This repo contains the code and technical documentation for the AI Alliance, Project Tapestry.
The rest of this README provides information for contributors, developers, and users of this repository.
Several work groups are being organized to identify requirements in several areas and to start the engineering work to prototype and test ideas, followed by the initial implementation iterations. Details are to be announced. The work group documentation is found under the work-groups directory.
We welcome contributions as PRs, etc. See More about Getting Involved below for details about AI Alliance contribution guidelines, licenses, etc.
This project uses uv for Python package management.
On macOS/Linux:
curl -LsSf https://astral.sh/uv/install.sh | shOn Windows:
powershell -c "irm https://astral.sh/uv/install.ps1 | iex"The rest of the steps are partially automated using make. Try the following:
make one-time-setupIf make one-time-setup didn't work or you want to set up the virtual environment manually:
On macOS/Linux:
uv venv
source .venv/bin/activateOn Windows:
uv venv
.venv\Scripts\activateIf make one-time-setup didn't work or you want to install the dependencies yourself run one of the following commands:
uv pip install -e ".[dev]" # full development dependencies
uv pip install -e . # minimum dependenciesWe use unittest and hypothesis for testing. The easiest way to run the test suite is using make:
make unit-tests # or just tests; they are currently the same.This runs the following commands, which you can run yourself if you prefer:
cd src
uv run python -m unittest discover \
--pattern 'test_*.py' \
--start-directory tests \
--top-level-directory .Use either of the following commands to format the Python code with black:
make format
uv run black srcUse either of the following commands to lint the Python code with ruff and pylint:
make lint
# or
uv run ruff check src
uv pylint srcUse either of the following commands to type check the Python code with ty:
make type-check
uv run ty srcThere is also a "watch" option that keeps ty running as you fix mistakes and save the files:
make type-check-watch
uv run ty --watch srcThe structure is as follows, where three major subsystems are managed:
datafor all data governance and management capabilities.trainingfor all distributed training and tuning capabilities.infrastructurefor all underlying infrastructure.
tapestry/
├── src/
│ └── tapestry/
│ └── data/
│ └── training/
│ └── infrastructure/
│ └── tests
│ └── tapestry/
│ └── data/
│ └── training/
│ └── infrastructure/
We welcome contributions as PRs, either to our code examples or our user guide. Please see our Alliance community repo for general information about contributing to any of our projects. This section provides some specific details you need to know.

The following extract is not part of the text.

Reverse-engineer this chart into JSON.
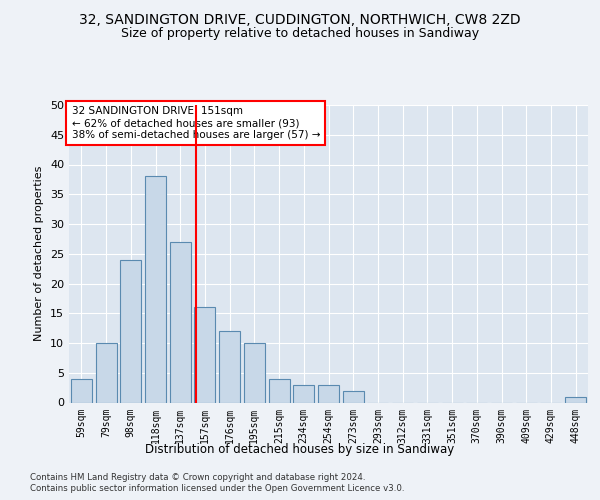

In particular, see the AI Alliance CONTRIBUTING instructions. You will need to agree with the AI Alliance Code of Conduct.
All code contributions are licensed under the Apache 2.0 LICENSE (which is also in this repo, LICENSE.Apache-2.0).
All documentation contributions are licensed under the Creative Commons Attribution 4.0 International (which is also in this repo, LICENSE.CC-BY-4.0).
All data contributions are licensed under the Community Data License Agreement - Permissive - Version 2.0 (which is also in this repo, LICENSE.CDLA-2.0).
We use the "Developer Certificate of Origin" (DCO).
Warning
Before you make any git commits with changes, understand what's required for DCO.
See the Alliance contributing guide section on DCO for details. In practical terms, supporting this requirement means you must use the -s flag with your git commit commands.
The website for this repo is found in the docs directory. It is published using GitHub Pages, where the pages are written in Markdown and served using Jekyll. We use the Just the Docs Jekyll theme.
See GITHUB_PAGES.md for more information.
Note
As described above, all documentation is licensed under Creative Commons Attribution 4.0 International. See LICENSE.CC-BY-4.0.